A new report titled ‘Smartphones and Human Relationships’ by the smartphone brand Vivo in association with Cybermedia Research (CMR) showcases the impact of smartphones on users and its effect on their relationships.
“The most difficult thing in any behaviour change that we need is to take that first step,” addressing the excessive use of smartphones, Yogendra Sriramula, DGM, Brand Strategy, Vivo India, told IANS.
“Our job here through this survey and the rest of the campaign is to bring that knowledge from the subconscious mind to the conscious mind,” Sriramula added.
The report underlines that the average daily time spent on smartphones remains at alarming levels in the post-Covid era as there has been a 32 percent increase in the time spent on smartphones from the pre-Covid period.
Interestingly, the report also highlighted that while the time that is spent with kids and family, in general, has gone up, the quality of time spent has deteriorated.
At least 80 percent of smartphone users are on their phones even when they are spending time with their kids and 75 percent admit to having been distracted by their smartphones and not being attentive to kids even while with them.

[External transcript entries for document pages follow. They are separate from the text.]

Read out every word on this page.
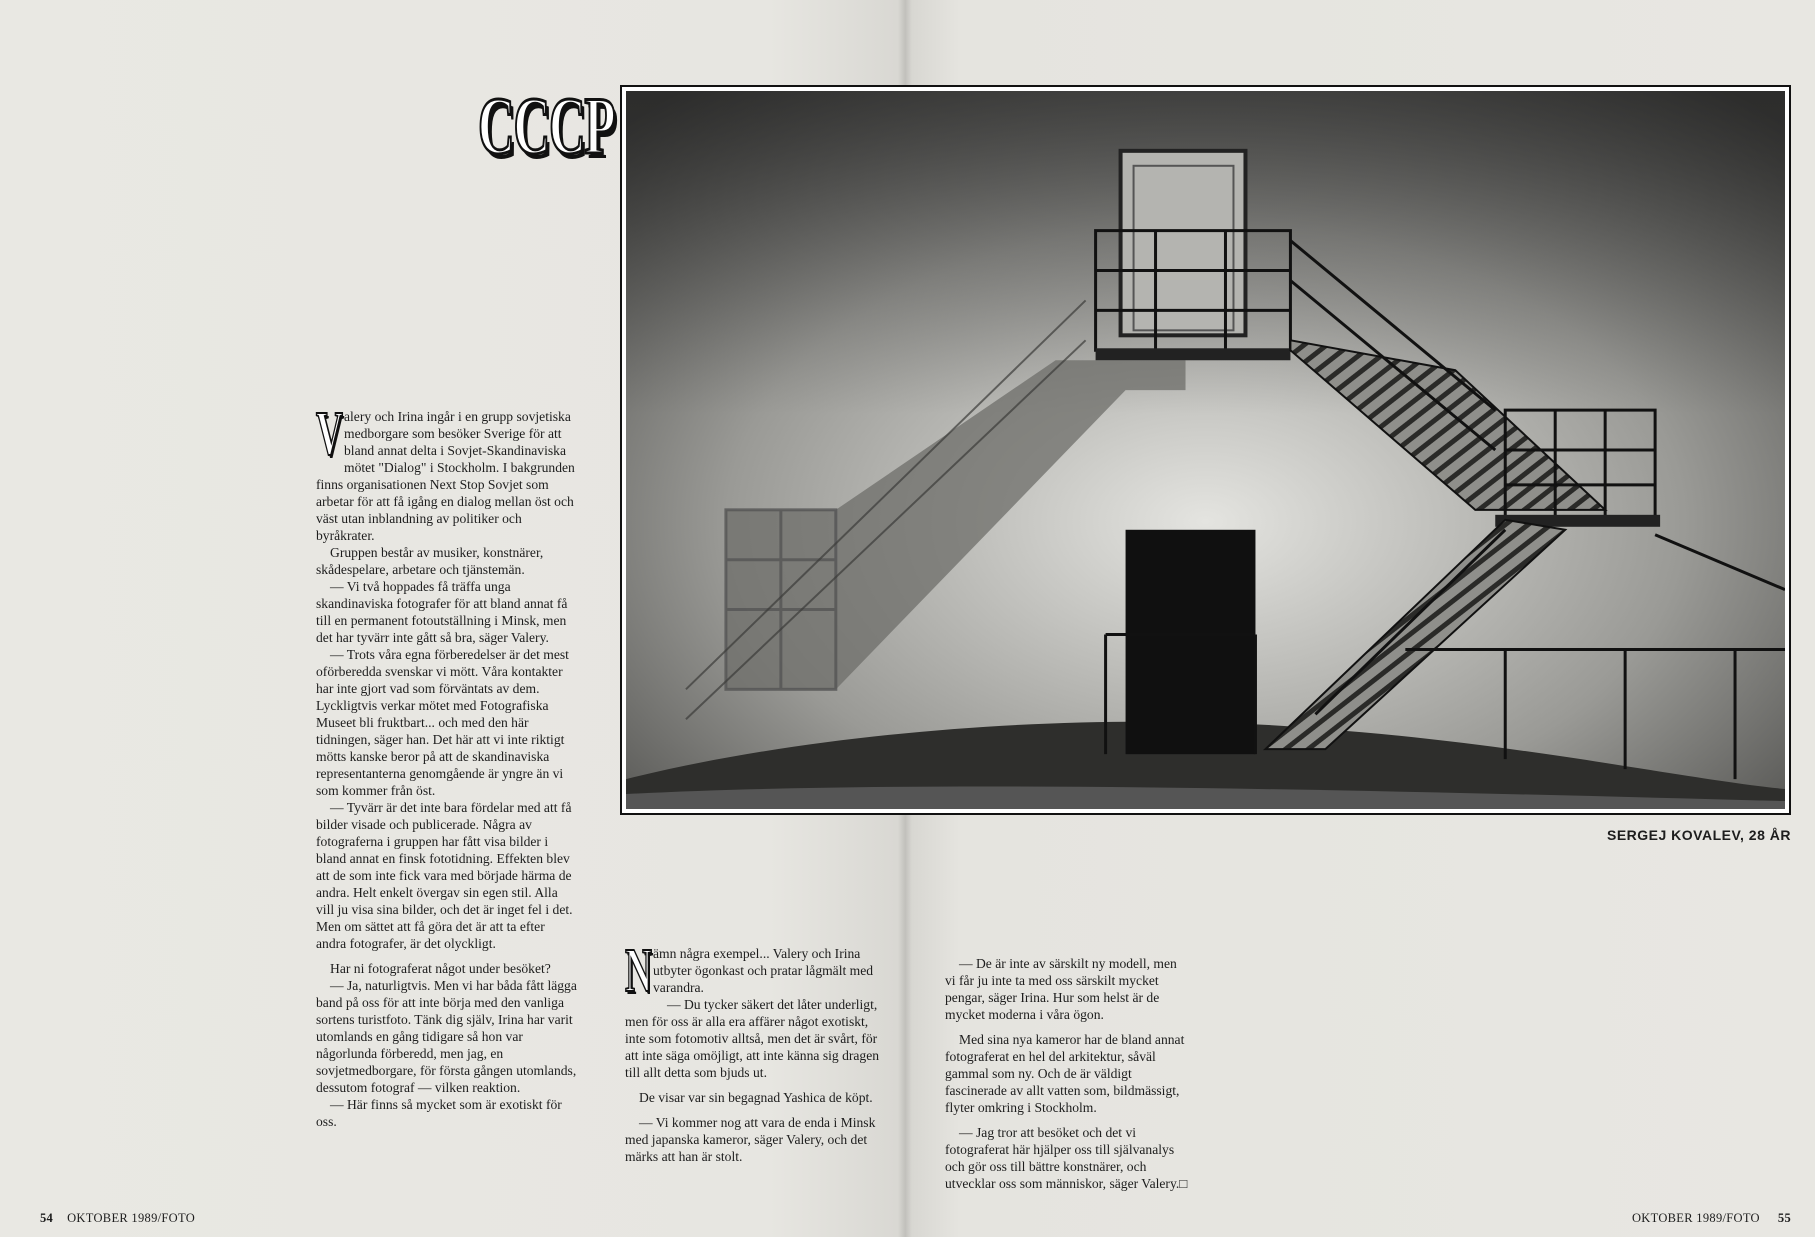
CCCP

Valery och Irina ingår i en grupp sovjetiska medborgare som besöker Sverige för att bland annat delta i Sovjet-Skandinaviska mötet "Dialog" i Stockholm. I bakgrunden finns organisationen Next Stop Sovjet som arbetar för att få igång en dialog mellan öst och väst utan inblandning av politiker och byråkrater.

Gruppen består av musiker, konstnärer, skådespelare, arbetare och tjänstemän.

— Vi två hoppades få träffa unga skandinaviska fotografer för att bland annat få till en permanent fotoutställning i Minsk, men det har tyvärr inte gått så bra, säger Valery.

— Trots våra egna förberedelser är det mest oförberedda svenskar vi mött. Våra kontakter har inte gjort vad som förväntats av dem. Lyckligtvis verkar mötet med Fotografiska Museet bli fruktbart... och med den här tidningen, säger han. Det här att vi inte riktigt mötts kanske beror på att de skandinaviska representanterna genomgående är yngre än vi som kommer från öst.

— Tyvärr är det inte bara fördelar med att få bilder visade och publicerade. Några av fotograferna i gruppen har fått visa bilder i bland annat en finsk fototidning. Effekten blev att de som inte fick vara med började härma de andra. Helt enkelt övergav sin egen stil. Alla vill ju visa sina bilder, och det är inget fel i det. Men om sättet att få göra det är att ta efter andra fotografer, är det olyckligt.

Har ni fotograferat något under besöket?

— Ja, naturligtvis. Men vi har båda fått lägga band på oss för att inte börja med den vanliga sortens turistfoto. Tänk dig själv, Irina har varit utomlands en gång tidigare så hon var någorlunda förberedd, men jag, en sovjetmedborgare, för första gången utomlands, dessutom fotograf — vilken reaktion.

— Här finns så mycket som är exotiskt för oss.

SERGEJ KOVALEV, 28 ÅR

Nämn några exempel... Valery och Irina utbyter ögonkast och pratar lågmält med varandra.

— Du tycker säkert det låter underligt, men för oss är alla era affärer något exotiskt, inte som fotomotiv alltså, men det är svårt, för att inte säga omöjligt, att inte känna sig dragen till allt detta som bjuds ut.

De visar var sin begagnad Yashica de köpt.

— Vi kommer nog att vara de enda i Minsk med japanska kameror, säger Valery, och det märks att han är stolt.

— De är inte av särskilt ny modell, men vi får ju inte ta med oss särskilt mycket pengar, säger Irina. Hur som helst är de mycket moderna i våra ögon.

Med sina nya kameror har de bland annat fotograferat en hel del arkitektur, såväl gammal som ny. Och de är väldigt fascinerade av allt vatten som, bildmässigt, flyter omkring i Stockholm.

— Jag tror att besöket och det vi fotograferat här hjälper oss till självanalys och gör oss till bättre konstnärer, och utvecklar oss som människor, säger Valery.□

54 OKTOBER 1989/FOTO	OKTOBER 1989/FOTO 55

While 85 percent of parents feel that their children find it difficult to mix with other kids in a social setting and the overall outdoor experience to be daunting, 90 percent of parents said that their children are sometimes found to be lacking in acceptable moral and social behavior.
The overall dependency on phones has increased. People use their phones while eating food (70 percent), in the living room (72 percent) and even while sitting with family (75 percent), said the survey that covered 1100 consumers, across age groups and demographics, in the top 8 Indian cities, including, New Delhi, Mumbai, Kolkata.